1 July 2013
Last month, Alex Salmond declared that Robert Burns, Scotland’s national Bard, would have voted “Yes” in next year’s Referendum.
That level of confidence had been absent when John Swinney, Finance Minister, addressed a high-level conference on the future of pensions at which he claimed that pensioners in a separate Scotland would be “better off” than those in the rest of the UK.
When challenged to provide evidence for this claim of how much this would cost and where the money would come from Mr. Swinney was unable to do so, except for the comfort zone of future economic growth.
But Mr Swinney has already committed his innermost thoughts on pensions to paper in his now-famous leaked dossier which has already become one of the most important documents of the Referendum campaign.
It earned the “Daily Record” headline :
SNP dossier reveals pensions could be cut to plug £28bn oil black hole in independent Scotland
after which the Record said, “ (John Swinney) admits our economy will be heavily reliant on fluctuating oil prices and says pensions and welfare might be cut and public sector jobs axed when those resources begin to dry up.”
There is world of difference between his public claim that pensioners in a separate Scotland would be “better off” with his private admission that pensions might be cut.
And what is that policy of economic growth that the public face of Mr.
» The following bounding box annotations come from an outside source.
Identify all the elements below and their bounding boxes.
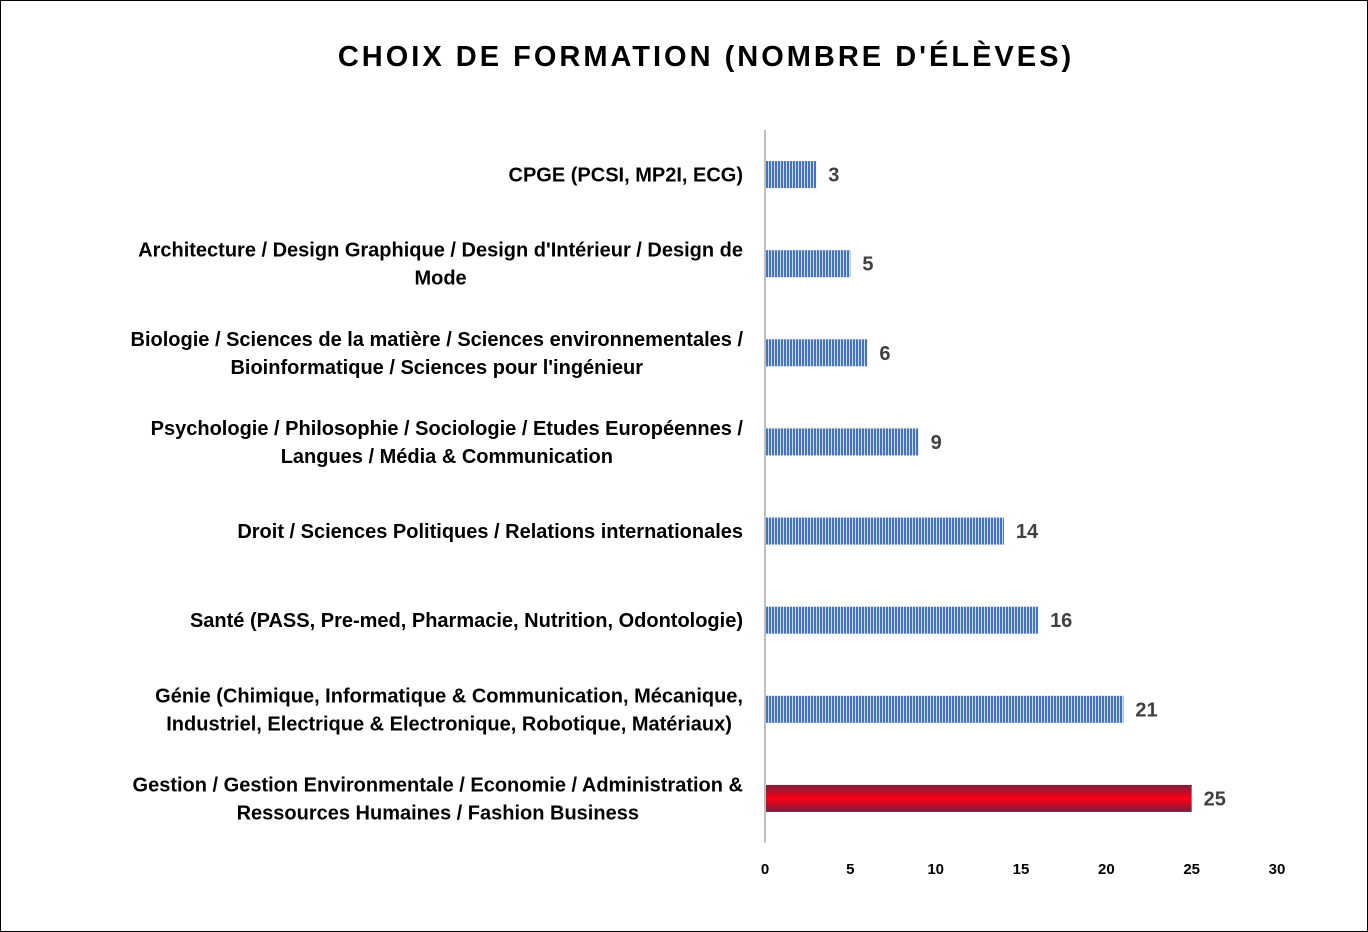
data-label: 16 <box>1050 610 1072 632</box>
x-tick-label: 15 <box>1013 861 1030 878</box>
bar <box>765 517 1004 545</box>
category-label: CPGE (PCSI, MP2I, ECG) <box>509 165 743 187</box>
x-tick-label: 5 <box>846 861 854 878</box>
data-label: 6 <box>879 343 890 365</box>
category-label: Psychologie / Philosophie / Sociologie /… <box>151 418 744 468</box>
category-label: Droit / Sciences Politiques / Relations … <box>237 521 743 543</box>
category-label: Gestion / Gestion Environmentale / Econo… <box>133 774 743 824</box>
axis-layer: 0 5 10 15 20 25 30 <box>761 130 1286 878</box>
bar <box>765 695 1124 723</box>
data-label: 9 <box>931 432 942 454</box>
bars-layer <box>765 161 1192 812</box>
category-label: Santé (PASS, Pre-med, Pharmacie, Nutriti… <box>190 610 743 632</box>
data-label: 3 <box>828 165 839 187</box>
data-label: 21 <box>1135 699 1157 721</box>
x-tick-label: 30 <box>1269 861 1286 878</box>
x-tick-label: 20 <box>1098 861 1115 878</box>
data-label: 25 <box>1204 788 1226 810</box>
x-tick-label: 25 <box>1183 861 1200 878</box>
x-tick-label: 0 <box>761 861 769 878</box>
bar <box>765 250 851 278</box>
chart-title: CHOIX DE FORMATION (NOMBRE D'ÉLÈVES) <box>337 41 1075 73</box>
bar <box>765 339 868 367</box>
x-tick-label: 10 <box>927 861 944 878</box>
bar <box>765 606 1039 634</box>
category-label: Architecture / Design Graphique / Design… <box>138 240 743 290</box>
data-label: 14 <box>1016 521 1039 543</box>
bar <box>765 161 817 189</box>
labels-layer: 3 CPGE (PCSI, MP2I, ECG) 5 Architecture / D… <box>131 165 1226 825</box>
bar <box>765 428 919 456</box>
category-label: Génie (Chimique, Informatique & Communic… <box>155 685 743 735</box>
bar-highlight <box>765 784 1192 812</box>
category-label: Biologie / Sciences de la matière / Scie… <box>131 329 744 379</box>
data-label: 5 <box>862 254 873 276</box>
Swinney has pinned his hopes on paying for the provision of pensions in an independent Scotland.?
Mr. Swinney’s hopes of future economic growth rest on a policy of no increased taxation on the giant oil companies operating in the North Sea, and Alex Salmond’s policy for corporation tax on business which would always be set at 3 per cent lower than the UK rate.
The worrying implications of this large tax cut for business for the funding of public services and, ironically, pensions, are already well established.
UNISON ‘s Dave Watson rightly dismisses this supposed easy co-existence of low taxation and high spending on public services as “fantasy economics”
At this point , the views of John Kay are instructive, as he is a former member of Alex Salmond’s council of economic advisers
In February he warned :
“Nor should we devote much time to arguments for independence which imply that an independent Scotland would have lots more money from some unexplained source, and would therefore be able to avoid making choices on taxation and spending and debt.
“Unfortunately, such choices have to be made, not only in the framework of the United Kingdom, but in any framework other than that of cloud cuckoo land. “
In the same vein, he challenges those in the “Yes” campaign “ who talk about the economic consequences of independence need to move beyond vague aspirational statements – such as ‘an independent Scotland would have the powers to tackle poverty in Scotland’.
“That is not quite the same as identifying specific policies that would address poverty in Scotland and explaining how they could be implemented either within or outside the framework of the United Kingdom.”
Detailed figures on how important matters such as pensions are to be funded in an independent Scotland are not provided at a time when pensions face a big oncoming demographic challenge with a forecast increase of over half a million more pensioners in Scotland in the next two decades.
Instead of this being given this vital information , we are given reassurances that independence will always mean “more” and “better”
– and that Robert Burns would have voted “YES” in next year’s Referendum.